Mehmet Tosun,Ayşe Betül Gedikoğlu
28 Juin 2016•Mise à jour: 28 Juin 2016
AA - Ankara - Ayse Betul Gedikoglu
Le Premier ministre turc, Binali Yildirim, a annoncé que le Président turc, Recep Tayyip Erdogan et son homologue russe, Vladimir Poutine, tiendront un entretien téléphonique dans les prochains jours.
Yildirim a répondu, lundi soir, aux questions liées à l’actualité dans une émission télévisée sur la chaîne turque TRT Haber.
Les relations entre les deux pays étaient tendues depuis novembre 2015, lorsque des chasseurs turcs ont abattu un avion militaire russe au niveau de la frontière syrienne. L'avion de combat de type SU-24 avait violé l'espace aérien turc malgré les avertissements. Moscou avait imposé des sanctions notamment économiques contre la Turquie.

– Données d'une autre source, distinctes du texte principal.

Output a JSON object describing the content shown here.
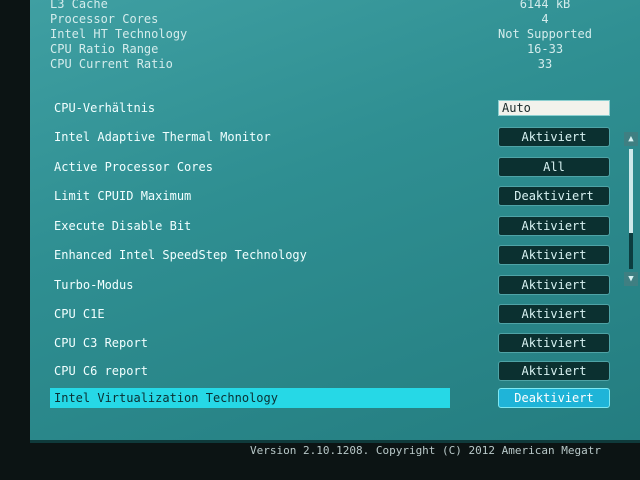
{
  "info": [
    {
      "label": "L3 Cache",
      "value": "6144 kB"
    },
    {
      "label": "Processor Cores",
      "value": "4"
    },
    {
      "label": "Intel HT Technology",
      "value": "Not Supported"
    },
    {
      "label": "CPU Ratio Range",
      "value": "16-33"
    },
    {
      "label": "CPU Current Ratio",
      "value": "33"
    }
  ],
  "settings": [
    {
      "label": "CPU-Verhältnis",
      "value": "Auto",
      "type": "input"
    },
    {
      "label": "Intel Adaptive Thermal Monitor",
      "value": "Aktiviert"
    },
    {
      "label": "Active Processor Cores",
      "value": "All"
    },
    {
      "label": "Limit CPUID Maximum",
      "value": "Deaktiviert"
    },
    {
      "label": "Execute Disable Bit",
      "value": "Aktiviert"
    },
    {
      "label": "Enhanced Intel SpeedStep Technology",
      "value": "Aktiviert"
    },
    {
      "label": "Turbo-Modus",
      "value": "Aktiviert"
    },
    {
      "label": "CPU C1E",
      "value": "Aktiviert"
    },
    {
      "label": "CPU C3 Report",
      "value": "Aktiviert"
    },
    {
      "label": "CPU C6 report",
      "value": "Aktiviert"
    },
    {
      "label": "Intel Virtualization Technology",
      "value": "Deaktiviert",
      "selected": true
    }
  ],
  "scrollbar": {
    "up_icon": "triangle-up",
    "down_icon": "triangle-down",
    "position_fraction": 0.7
  },
  "footer": {
    "text": "Version 2.10.1208. Copyright (C) 2012 American Megatr"
  },
  "colors": {
    "background": "#2f8f92",
    "highlight": "#26d8e6",
    "button": "#0b3030"
  }
}
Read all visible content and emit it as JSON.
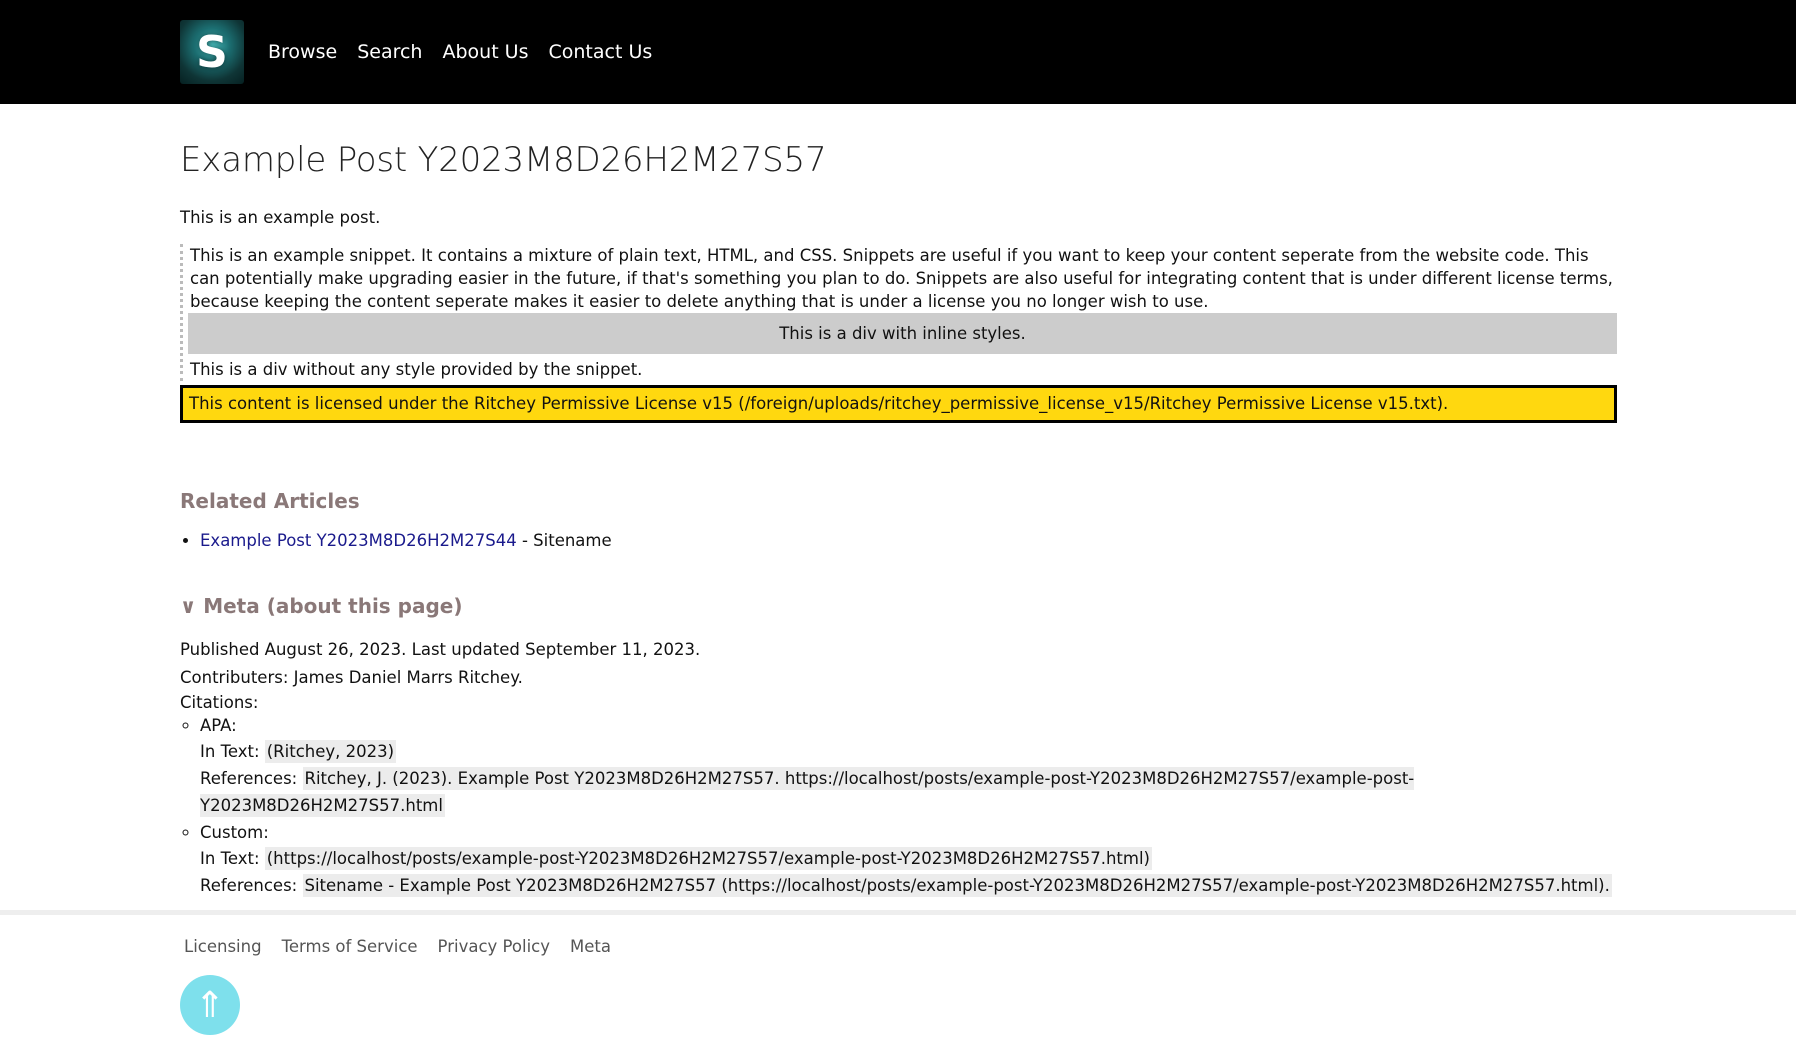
{
  "header": {
    "logo_letter": "S",
    "nav": [
      "Browse",
      "Search",
      "About Us",
      "Contact Us"
    ]
  },
  "post": {
    "title": "Example Post Y2023M8D26H2M27S57",
    "intro": "This is an example post.",
    "snippet_text": "This is an example snippet. It contains a mixture of plain text, HTML, and CSS. Snippets are useful if you want to keep your content seperate from the website code. This can potentially make upgrading easier in the future, if that's something you plan to do. Snippets are also useful for integrating content that is under different license terms, because keeping the content seperate makes it easier to delete anything that is under a license you no longer wish to use.",
    "inline_styled_div": "This is a div with inline styles.",
    "plain_div": "This is a div without any style provided by the snippet.",
    "license_notice": "This content is licensed under the Ritchey Permissive License v15 (/foreign/uploads/ritchey_permissive_license_v15/Ritchey Permissive License v15.txt)."
  },
  "related": {
    "heading": "Related Articles",
    "items": [
      {
        "link": "Example Post Y2023M8D26H2M27S44",
        "suffix": " - Sitename"
      }
    ]
  },
  "meta": {
    "heading": "∨ Meta (about this page)",
    "published": "Published August 26, 2023. Last updated September 11, 2023.",
    "contributors": "Contributers: James Daniel Marrs Ritchey.",
    "citations_label": "Citations:",
    "citations": [
      {
        "style": "APA:",
        "in_text_label": "In Text:",
        "in_text": "(Ritchey, 2023)",
        "references_label": "References:",
        "references": "Ritchey, J. (2023). Example Post Y2023M8D26H2M27S57. https://localhost/posts/example-post-Y2023M8D26H2M27S57/example-post-Y2023M8D26H2M27S57.html"
      },
      {
        "style": "Custom:",
        "in_text_label": "In Text:",
        "in_text": "(https://localhost/posts/example-post-Y2023M8D26H2M27S57/example-post-Y2023M8D26H2M27S57.html)",
        "references_label": "References:",
        "references": "Sitename - Example Post Y2023M8D26H2M27S57 (https://localhost/posts/example-post-Y2023M8D26H2M27S57/example-post-Y2023M8D26H2M27S57.html)."
      }
    ]
  },
  "footer": {
    "links": [
      "Licensing",
      "Terms of Service",
      "Privacy Policy",
      "Meta"
    ],
    "top_button": "⇑"
  },
  "colors": {
    "header_bg": "#000000",
    "license_bg": "#ffd80f",
    "heading_color": "#8a7878",
    "link_color": "#1a1a8c",
    "top_button_bg": "#7ee0ec"
  }
}
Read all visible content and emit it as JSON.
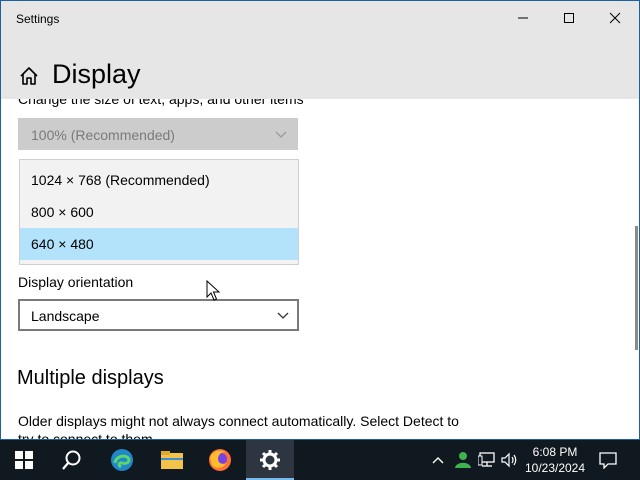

Concernant la normalisation des relations entre la Turquie et la Russie, Yildirim a déclaré que " Mr Poutine et Mr Erdogan auront un entretien téléphonique dans les jours à venir", sans donner de date précise.
Le processus pour mettre fin à la crise et normaliser les relations a été lancé dans les faits, selon Yildirim.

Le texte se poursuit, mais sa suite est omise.